Popülizm hem soldaki hem sağdaki siyasi yelpazenin içindeki farklı, hatta karşıt yönelimlerin liderlerinin paylaşabileceği bir siyaset tarzı. Ancak, gücün yoz seçkinler yerine “halkta” cisimleştiğine yönelik bir tarz ve söylem sadece biçimi tanımlıyor, siyasal içeriği değil. Latin Amerika’da sol popülizm kışkırtıcı bir dil kullandı ve otoriter özellikler edindi, ancak amacı alt sınıfları toplumsal ve siyasi sisteme dahil etmekti. Batı Avrupa’da sağ popülizm yabancı düşmanı ve ırkçı tutum alarak dışlayıcı politikalar benimsiyor. Marco D’Eramo’nun vurguladığı gibi, “popülizme” karşı çıkmak çoğu zaman “halka” yönelik soycu ve seçkinci bir kibri görünür kılıyor.
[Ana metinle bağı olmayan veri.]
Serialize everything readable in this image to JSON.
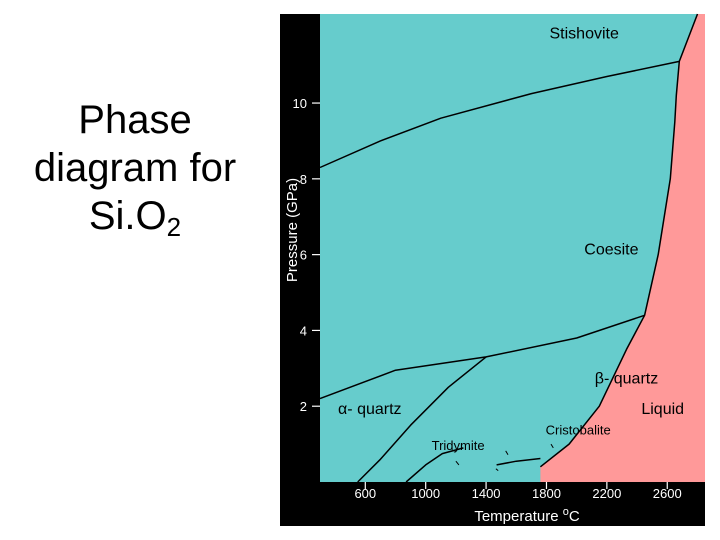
{
  "slide": {
    "title_line1": "Phase",
    "title_line2": "diagram for",
    "title_formula_main": "Si.O",
    "title_formula_sub": "2"
  },
  "chart_data": {
    "type": "phase-diagram",
    "title": "Phase diagram for SiO2",
    "xlabel": "Temperature °C",
    "xlabel_main": "Temperature ",
    "xlabel_sup": "o",
    "xlabel_unit": "C",
    "ylabel": "Pressure (GPa)",
    "xlim": [
      300,
      2850
    ],
    "ylim": [
      0,
      12.35
    ],
    "x_ticks": [
      600,
      1000,
      1400,
      1800,
      2200,
      2600
    ],
    "y_ticks": [
      2,
      4,
      6,
      8,
      10
    ],
    "colors": {
      "background": "#000000",
      "solid": "#66CCCC",
      "liquid": "#FF9999",
      "line": "#000000",
      "axis_text": "#ffffff",
      "label_text": "#000000"
    },
    "regions": [
      {
        "id": "liquid",
        "name": "Liquid",
        "at": [
          2570,
          1.8
        ],
        "color": "#FF9999"
      }
    ],
    "phase_labels": [
      {
        "id": "stishovite",
        "text": "Stishovite",
        "at": [
          2050,
          11.7
        ]
      },
      {
        "id": "coesite",
        "text": "Coesite",
        "at": [
          2230,
          6.0
        ]
      },
      {
        "id": "beta-quartz",
        "text": "β- quartz",
        "at": [
          2330,
          2.6
        ]
      },
      {
        "id": "alpha-quartz",
        "text": "α- quartz",
        "at": [
          630,
          1.8
        ]
      },
      {
        "id": "cristobalite",
        "text": "Cristobalite",
        "at": [
          2010,
          1.25
        ]
      },
      {
        "id": "tridymite",
        "text": "Tridymite",
        "at": [
          1215,
          0.85
        ]
      },
      {
        "id": "liquid",
        "text": "Liquid",
        "at": [
          2570,
          1.8
        ]
      }
    ],
    "boundaries": [
      {
        "id": "stishovite-coesite",
        "points": [
          [
            300,
            8.3
          ],
          [
            700,
            9.0
          ],
          [
            1100,
            9.6
          ],
          [
            1700,
            10.25
          ],
          [
            2200,
            10.7
          ],
          [
            2680,
            11.1
          ]
        ]
      },
      {
        "id": "coesite-quartz",
        "points": [
          [
            300,
            2.2
          ],
          [
            800,
            2.95
          ],
          [
            1400,
            3.3
          ],
          [
            2000,
            3.8
          ],
          [
            2450,
            4.4
          ]
        ]
      },
      {
        "id": "liquidus",
        "points": [
          [
            1760,
            0.4
          ],
          [
            1950,
            1.0
          ],
          [
            2150,
            2.0
          ],
          [
            2330,
            3.5
          ],
          [
            2450,
            4.4
          ],
          [
            2540,
            6.0
          ],
          [
            2620,
            8.0
          ],
          [
            2650,
            9.5
          ],
          [
            2660,
            10.2
          ],
          [
            2680,
            11.1
          ],
          [
            2800,
            12.35
          ]
        ]
      },
      {
        "id": "alpha-beta-quartz",
        "points": [
          [
            550,
            0.0
          ],
          [
            700,
            0.6
          ],
          [
            900,
            1.5
          ],
          [
            1150,
            2.5
          ],
          [
            1400,
            3.3
          ]
        ]
      },
      {
        "id": "tridymite-beta-quartz",
        "points": [
          [
            870,
            0.0
          ],
          [
            1000,
            0.45
          ],
          [
            1110,
            0.75
          ],
          [
            1250,
            0.9
          ]
        ]
      },
      {
        "id": "cristobalite-tridymite",
        "points": [
          [
            1470,
            0.45
          ],
          [
            1600,
            0.55
          ],
          [
            1760,
            0.62
          ]
        ]
      }
    ],
    "markers": [
      {
        "id": "tick-tridymite",
        "points": [
          [
            1200,
            0.55
          ],
          [
            1220,
            0.45
          ]
        ]
      },
      {
        "id": "tick-cristobalite",
        "points": [
          [
            1530,
            0.82
          ],
          [
            1545,
            0.72
          ]
        ]
      },
      {
        "id": "dot-a",
        "points": [
          [
            1465,
            0.35
          ],
          [
            1480,
            0.3
          ]
        ]
      },
      {
        "id": "dot-b",
        "points": [
          [
            1830,
            1.0
          ],
          [
            1845,
            0.9
          ]
        ]
      }
    ]
  }
}
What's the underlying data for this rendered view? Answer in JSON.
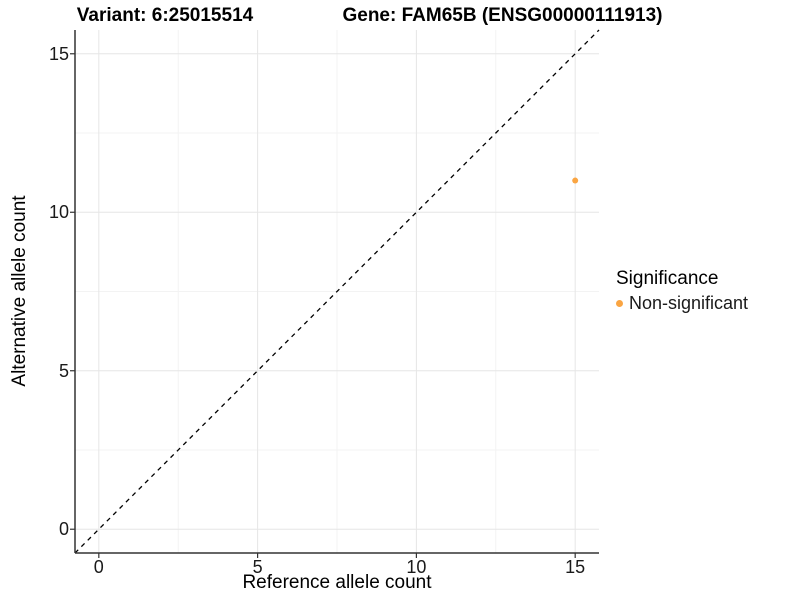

Eğer popülizm Corbyn, Sanders ve Podemos ile Salvini, Orban, Trump ve Bolsonaro’nun birbirinin muadili olabileceği anlamına geliyorsa, tamamen işe yaramaz ve hatta tehlikeli bir kavram. Bazı radikal düşünürlerin popülizmi sol ve sağ arasındaki sözüm ona mazide kalmış bir çatlağın alternatifi olarak gördüğünün farkındayım, sık sık değerli savlar da ortaya koyuyorlar. Belli koşullarda popülizmin bu şekilde kullanılması işe yarayabilir, ancak post-faşist hareketlerin yükseldiği bir küresel bağlamda tehlikeli yanlış anlaşılmalar üretme riski taşıyor.

Son olarak, “kapalı sınırlar için sol argüman” diye tabir edilen güncel tartışmaya değinelim. Ulusal egemenlik ve bu kavramın solda kullanımı hakkında ne düşünüyorsunuz?

“Duvarlarla çevrelenmiş devletler” ve göçmenlerle mültecilerin karşısında duran askerileşmiş sınırlar çağında “kapalı sınırlar” talep etmek bana son derece tehlikeli geliyor. Çünkü yabancı düşmanlığı, “ulusal kimliğin” gerici savunusu, ulusal egemenliğe dönüş gibi post-faşizm nakaratlarını meşrulaştırıyor. Kapitalist küreselleşmeye ulusal sınırları yeniden tesis ederek karşı koyulabileceği fikri gerici bir düşünce, zira 21. yüzyılın ekoloji, toplumsal adalet ve nüfus hareketleri gibi tüm can alıcı meseleleri küresel çözümler gerektiriyor. Enternasyonalizm kökenlerinden itibaren sola ait bir kavram. Evrenselliği terk etmemizin ya da reddetmemizin mümkün olduğunu düşünmüyorum. Küresel bir çağda, sosyalizm sınırların ayrım çizgilerinden ziyade buluşma noktalarına tekabül eden asıl manasını yeniden keşfetmekle yükümlü.